Carboidratos fermentáveis: Um vínculo entre a doença periodontal e a doença cardiovascular?

O primeiro trabalho indicando um vínculo entre a doença dental e a doença cardíaca foi escrito por Cleave e Campbell em 1966. No artigo esses pesquisadores postularam que carboidratos excessivamente fermentáveis poderiam levar tanto a doença dental quanto a doenças sistêmicas (1). Yudkin, partilhando da mesma opinião de Cleave, escreveu em 1972: “Minha pesquisa sobre a doença coronária me convenceu além de qualquer dúvida que o açúcar participa de uma considerável parte nessa aterradora epidemia” (2). Enquanto ambos Cleave and Yudkin tinham distintas hipóteses a respeito de quais carboidratos dietéticos causavam doenças sistêmicas, eles estavam unificados quanto à significância de carboidratos dietéticos altamente glicêmicos para as doenças dentais. De acordo com suas hipóteses ambas as doenças dentais e sistêmicas aconteciam devido a uma ingestão em excesso de carboidratos fermentáveis, sendo a doença dental um marcador prematuro de doenças sistêmicas, que deveria primariamente ser prevenida pela restrição de carboidratos fermentáveis.

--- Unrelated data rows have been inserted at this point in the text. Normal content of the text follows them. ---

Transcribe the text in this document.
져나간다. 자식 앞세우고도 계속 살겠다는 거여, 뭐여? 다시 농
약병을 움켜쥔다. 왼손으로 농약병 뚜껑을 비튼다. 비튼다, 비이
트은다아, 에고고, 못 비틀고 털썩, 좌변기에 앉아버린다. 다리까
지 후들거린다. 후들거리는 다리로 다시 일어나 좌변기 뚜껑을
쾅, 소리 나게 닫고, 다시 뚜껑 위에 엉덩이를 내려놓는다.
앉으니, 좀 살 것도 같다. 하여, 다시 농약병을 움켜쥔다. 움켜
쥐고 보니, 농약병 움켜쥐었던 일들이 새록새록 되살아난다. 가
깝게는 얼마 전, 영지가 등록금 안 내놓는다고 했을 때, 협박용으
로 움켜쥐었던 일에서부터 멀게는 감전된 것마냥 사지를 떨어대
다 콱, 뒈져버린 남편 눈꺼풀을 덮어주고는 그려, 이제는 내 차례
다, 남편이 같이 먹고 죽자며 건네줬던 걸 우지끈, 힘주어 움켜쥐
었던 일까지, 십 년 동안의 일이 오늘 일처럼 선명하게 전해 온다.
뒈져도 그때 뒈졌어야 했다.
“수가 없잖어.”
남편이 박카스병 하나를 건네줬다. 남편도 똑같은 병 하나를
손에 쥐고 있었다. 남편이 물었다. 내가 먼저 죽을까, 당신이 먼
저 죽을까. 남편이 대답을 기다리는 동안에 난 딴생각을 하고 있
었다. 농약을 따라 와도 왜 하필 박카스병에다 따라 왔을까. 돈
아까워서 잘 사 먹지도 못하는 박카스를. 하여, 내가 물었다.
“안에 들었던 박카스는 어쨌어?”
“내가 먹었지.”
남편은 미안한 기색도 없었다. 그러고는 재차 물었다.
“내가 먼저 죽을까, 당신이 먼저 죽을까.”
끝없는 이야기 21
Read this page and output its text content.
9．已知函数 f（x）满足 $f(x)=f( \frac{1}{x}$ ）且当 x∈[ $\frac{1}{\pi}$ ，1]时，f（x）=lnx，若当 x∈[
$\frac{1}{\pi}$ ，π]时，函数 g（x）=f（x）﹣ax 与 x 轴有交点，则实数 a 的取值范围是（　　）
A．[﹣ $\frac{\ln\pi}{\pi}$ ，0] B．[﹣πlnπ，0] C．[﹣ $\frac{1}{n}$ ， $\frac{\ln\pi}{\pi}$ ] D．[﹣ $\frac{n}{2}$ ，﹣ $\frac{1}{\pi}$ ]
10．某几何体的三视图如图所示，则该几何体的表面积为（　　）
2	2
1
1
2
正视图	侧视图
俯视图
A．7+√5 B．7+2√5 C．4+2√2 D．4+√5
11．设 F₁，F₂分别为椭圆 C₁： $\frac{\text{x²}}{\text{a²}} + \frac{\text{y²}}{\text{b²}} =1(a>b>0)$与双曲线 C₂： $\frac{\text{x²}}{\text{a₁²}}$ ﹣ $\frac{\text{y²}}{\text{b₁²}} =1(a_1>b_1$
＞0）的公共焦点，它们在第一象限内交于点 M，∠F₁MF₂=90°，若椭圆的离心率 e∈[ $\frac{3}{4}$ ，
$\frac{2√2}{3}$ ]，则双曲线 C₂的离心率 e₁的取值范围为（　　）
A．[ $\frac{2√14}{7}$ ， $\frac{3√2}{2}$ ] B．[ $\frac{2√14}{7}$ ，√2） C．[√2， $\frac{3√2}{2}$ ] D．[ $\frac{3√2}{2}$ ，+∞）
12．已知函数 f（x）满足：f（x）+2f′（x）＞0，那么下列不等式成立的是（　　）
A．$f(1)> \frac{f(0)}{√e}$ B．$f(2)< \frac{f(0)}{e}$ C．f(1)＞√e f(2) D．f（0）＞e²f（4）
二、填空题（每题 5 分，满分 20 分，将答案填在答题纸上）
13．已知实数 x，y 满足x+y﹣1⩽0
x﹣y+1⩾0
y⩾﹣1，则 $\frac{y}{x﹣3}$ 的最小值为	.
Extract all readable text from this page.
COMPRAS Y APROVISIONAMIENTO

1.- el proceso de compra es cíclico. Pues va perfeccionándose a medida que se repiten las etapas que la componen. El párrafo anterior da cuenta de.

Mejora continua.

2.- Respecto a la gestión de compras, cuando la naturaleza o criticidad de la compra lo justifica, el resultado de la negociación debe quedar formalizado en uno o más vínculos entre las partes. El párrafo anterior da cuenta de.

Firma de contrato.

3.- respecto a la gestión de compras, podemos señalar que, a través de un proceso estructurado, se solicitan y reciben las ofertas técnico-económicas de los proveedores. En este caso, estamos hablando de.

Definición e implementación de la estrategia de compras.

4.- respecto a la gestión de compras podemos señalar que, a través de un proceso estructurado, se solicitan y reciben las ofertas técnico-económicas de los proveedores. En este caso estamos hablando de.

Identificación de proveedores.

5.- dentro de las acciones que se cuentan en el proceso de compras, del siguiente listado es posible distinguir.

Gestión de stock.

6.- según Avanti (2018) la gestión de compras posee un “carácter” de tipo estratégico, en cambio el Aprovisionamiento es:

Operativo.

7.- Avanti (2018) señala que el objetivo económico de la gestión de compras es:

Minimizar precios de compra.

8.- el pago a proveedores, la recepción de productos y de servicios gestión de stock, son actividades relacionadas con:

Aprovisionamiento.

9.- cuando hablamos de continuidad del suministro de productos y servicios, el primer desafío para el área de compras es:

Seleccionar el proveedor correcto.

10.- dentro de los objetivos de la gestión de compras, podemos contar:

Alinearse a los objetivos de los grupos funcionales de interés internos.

Hujoel, em um excelente trabalho de revisão publicado em 2009 (3), diz que:“Em favor da hipótese de Cleave-Yudkin’s está a capacidade de predizer e explicar as associações das doenças dental-sistêmicas as quais eram desconhecidas quando a hipótese foi formulada. É conhecido agora, por exemplo, que marcadores do metabolismo anormal da glicose, tais como altos níveis de produtos finais de glicação avançada ou pós-carga de concentração de glicose no plasma, têm sido relacionados a diversos resultados sistêmicos como, por exemplo, a doença cardiovascular (Jandeleit-Dahm and Cooper, 2008). Similarmente, quanto mais a dieta gera uma queda no pH da placa dental, mais ela estimula os níveis de glicose sangüínea, providenciando um elegante modelo de plausibilidade biológica para a hipótese de Cleave-Yudkin, de que caries dentais são um sinal de alarme para doenças sistêmicas (Lingström et al., 1993)”.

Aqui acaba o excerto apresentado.